All that aside, I think Viacom has a good case against Google. The content really does belong to Viacom, and it is copyrighted. The "we can't control what our users do" argument didn't work for Napster and I wouldn't expect it to work here, even though the content here is partial clips instead of entire songs. The hope therefore is that Viacom will instead work out a deal with Google so that the case doesn't go to court.
In many ways it is good for a company to have clips of it's content appear on YouTube. For example, I was never a big Family Guy watcher. But after laughing my ass off to some clips on YouTube, I went out and bought the first season of Family Guy on DVD, and now I own seasons 1-4 on DVD. The YouTube clips made the owners of Family Guy some money in my case. It's really a form of free advertising, and some companies have embraced that.

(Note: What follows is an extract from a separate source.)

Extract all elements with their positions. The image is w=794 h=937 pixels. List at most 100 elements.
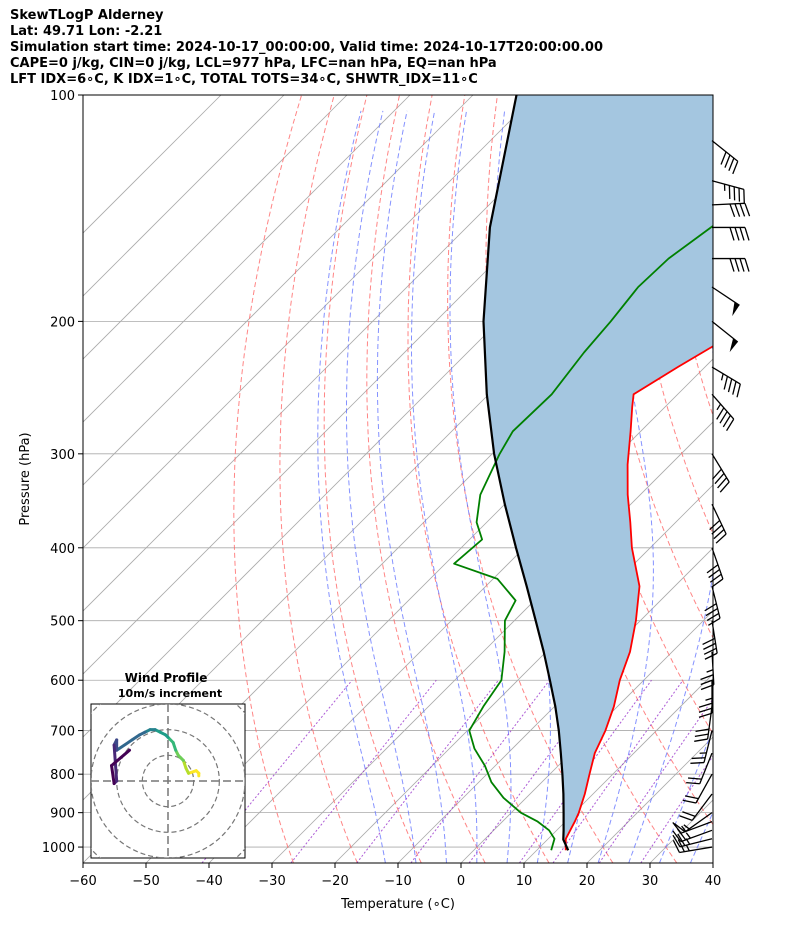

Ultimately if the case goes to court, I expect Viacom will win, and YouTube will have to change dramatically. I hope that doesn't happen.

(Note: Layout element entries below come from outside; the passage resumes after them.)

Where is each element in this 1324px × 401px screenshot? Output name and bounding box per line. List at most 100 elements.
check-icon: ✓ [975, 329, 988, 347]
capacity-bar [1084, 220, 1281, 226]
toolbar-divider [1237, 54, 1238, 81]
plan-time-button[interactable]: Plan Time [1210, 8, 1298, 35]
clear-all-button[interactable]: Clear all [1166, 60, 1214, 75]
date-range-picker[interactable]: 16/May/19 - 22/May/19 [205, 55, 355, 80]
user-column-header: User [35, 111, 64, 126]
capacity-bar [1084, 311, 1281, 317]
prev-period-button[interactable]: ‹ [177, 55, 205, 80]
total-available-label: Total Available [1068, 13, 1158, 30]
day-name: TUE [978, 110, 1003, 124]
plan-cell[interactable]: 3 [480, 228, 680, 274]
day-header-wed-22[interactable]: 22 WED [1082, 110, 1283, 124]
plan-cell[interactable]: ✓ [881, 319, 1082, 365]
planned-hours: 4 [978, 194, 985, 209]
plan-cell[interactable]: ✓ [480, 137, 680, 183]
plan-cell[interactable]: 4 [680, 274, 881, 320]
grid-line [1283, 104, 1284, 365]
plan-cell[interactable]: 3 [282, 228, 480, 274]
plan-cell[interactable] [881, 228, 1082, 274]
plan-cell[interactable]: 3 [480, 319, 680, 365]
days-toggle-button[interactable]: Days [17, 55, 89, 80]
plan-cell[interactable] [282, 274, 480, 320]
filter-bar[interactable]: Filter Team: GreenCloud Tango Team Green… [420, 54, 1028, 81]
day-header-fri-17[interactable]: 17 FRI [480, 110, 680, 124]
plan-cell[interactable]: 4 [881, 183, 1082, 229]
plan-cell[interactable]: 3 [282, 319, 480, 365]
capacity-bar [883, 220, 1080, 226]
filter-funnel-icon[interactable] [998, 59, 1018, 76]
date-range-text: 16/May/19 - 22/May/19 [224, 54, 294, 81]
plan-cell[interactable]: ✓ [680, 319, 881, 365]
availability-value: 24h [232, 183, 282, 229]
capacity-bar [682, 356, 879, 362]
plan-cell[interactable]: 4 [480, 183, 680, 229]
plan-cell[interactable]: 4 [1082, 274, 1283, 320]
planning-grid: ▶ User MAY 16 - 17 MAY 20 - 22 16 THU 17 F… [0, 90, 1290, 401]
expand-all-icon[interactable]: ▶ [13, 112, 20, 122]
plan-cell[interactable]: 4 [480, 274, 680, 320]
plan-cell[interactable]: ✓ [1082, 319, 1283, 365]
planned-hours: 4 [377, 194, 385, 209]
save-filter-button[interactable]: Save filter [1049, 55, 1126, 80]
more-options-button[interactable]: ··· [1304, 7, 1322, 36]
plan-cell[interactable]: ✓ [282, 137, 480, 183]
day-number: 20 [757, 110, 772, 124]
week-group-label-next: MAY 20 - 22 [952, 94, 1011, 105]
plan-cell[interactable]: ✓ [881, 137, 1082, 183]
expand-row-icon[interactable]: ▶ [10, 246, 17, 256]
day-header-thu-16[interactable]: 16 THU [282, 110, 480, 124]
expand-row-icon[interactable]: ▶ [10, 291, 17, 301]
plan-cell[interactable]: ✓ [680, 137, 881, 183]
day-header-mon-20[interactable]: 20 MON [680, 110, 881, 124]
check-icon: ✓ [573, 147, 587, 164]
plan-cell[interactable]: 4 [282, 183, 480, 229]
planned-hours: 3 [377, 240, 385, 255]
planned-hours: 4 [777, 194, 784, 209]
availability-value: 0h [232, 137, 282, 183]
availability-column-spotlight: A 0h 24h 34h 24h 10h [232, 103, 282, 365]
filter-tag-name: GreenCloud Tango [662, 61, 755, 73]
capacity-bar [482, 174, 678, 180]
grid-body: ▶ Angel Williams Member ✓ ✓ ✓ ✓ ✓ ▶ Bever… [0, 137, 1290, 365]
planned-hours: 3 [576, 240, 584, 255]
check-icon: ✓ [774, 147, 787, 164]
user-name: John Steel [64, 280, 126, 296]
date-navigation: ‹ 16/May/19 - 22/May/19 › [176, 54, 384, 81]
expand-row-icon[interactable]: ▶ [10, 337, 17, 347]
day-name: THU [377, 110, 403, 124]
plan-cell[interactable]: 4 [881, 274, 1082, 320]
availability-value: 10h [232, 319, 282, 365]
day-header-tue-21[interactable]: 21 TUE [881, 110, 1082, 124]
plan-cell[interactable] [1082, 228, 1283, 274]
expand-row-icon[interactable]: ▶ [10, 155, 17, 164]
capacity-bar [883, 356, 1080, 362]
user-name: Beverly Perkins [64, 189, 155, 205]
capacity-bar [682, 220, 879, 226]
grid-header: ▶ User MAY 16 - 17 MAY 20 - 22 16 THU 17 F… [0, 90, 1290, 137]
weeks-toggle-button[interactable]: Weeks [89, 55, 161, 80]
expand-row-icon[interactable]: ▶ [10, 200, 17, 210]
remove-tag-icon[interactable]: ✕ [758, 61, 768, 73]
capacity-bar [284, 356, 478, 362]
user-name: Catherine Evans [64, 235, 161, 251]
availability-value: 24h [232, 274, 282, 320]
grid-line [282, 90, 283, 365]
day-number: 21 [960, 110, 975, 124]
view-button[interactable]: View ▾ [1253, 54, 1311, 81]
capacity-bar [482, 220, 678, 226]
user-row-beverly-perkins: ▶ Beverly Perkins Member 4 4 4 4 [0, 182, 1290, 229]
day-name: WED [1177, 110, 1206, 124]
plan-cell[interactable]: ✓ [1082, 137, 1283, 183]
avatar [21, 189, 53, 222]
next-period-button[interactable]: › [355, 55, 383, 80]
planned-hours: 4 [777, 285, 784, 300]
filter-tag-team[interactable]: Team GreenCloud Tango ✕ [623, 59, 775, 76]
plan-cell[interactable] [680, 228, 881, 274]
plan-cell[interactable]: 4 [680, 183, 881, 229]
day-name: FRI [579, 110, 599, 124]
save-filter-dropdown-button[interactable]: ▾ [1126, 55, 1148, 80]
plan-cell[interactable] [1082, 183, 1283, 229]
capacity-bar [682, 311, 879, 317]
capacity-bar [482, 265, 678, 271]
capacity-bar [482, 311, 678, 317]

Carol Burnett Sues "Family Guy" Creators
In one of the recent seasons of family guy there is an 18-second clip featuring Carol Burnett's famous cleaning-lady character mopping up the floor of a pornography shop. Ms. Burnett has responded to this parody of her character by suing the creators of Family Guy for copyright infringement, and is seeking 2 million dollars in damages.
When I was a kid, I loved the Carol Burnett show. I watched it all the time (even in reruns) with my family and laughed myself silly. What I find odd is that many times the show included parodies of movies, TV shows, or novels. So clearly, Ms. Burnett understands the use of parody, particularly in comedy. One would think that to see her trademark character remembered after all these years would be flattering.
Guess not.
There's no way she is going to win. It's obviously parody and is protected. I can't see how she would not know this and so I'm assuming she just needs the money and is hoping for some sort of settlement. It's depressing really, because I've always liked Carol Burnett.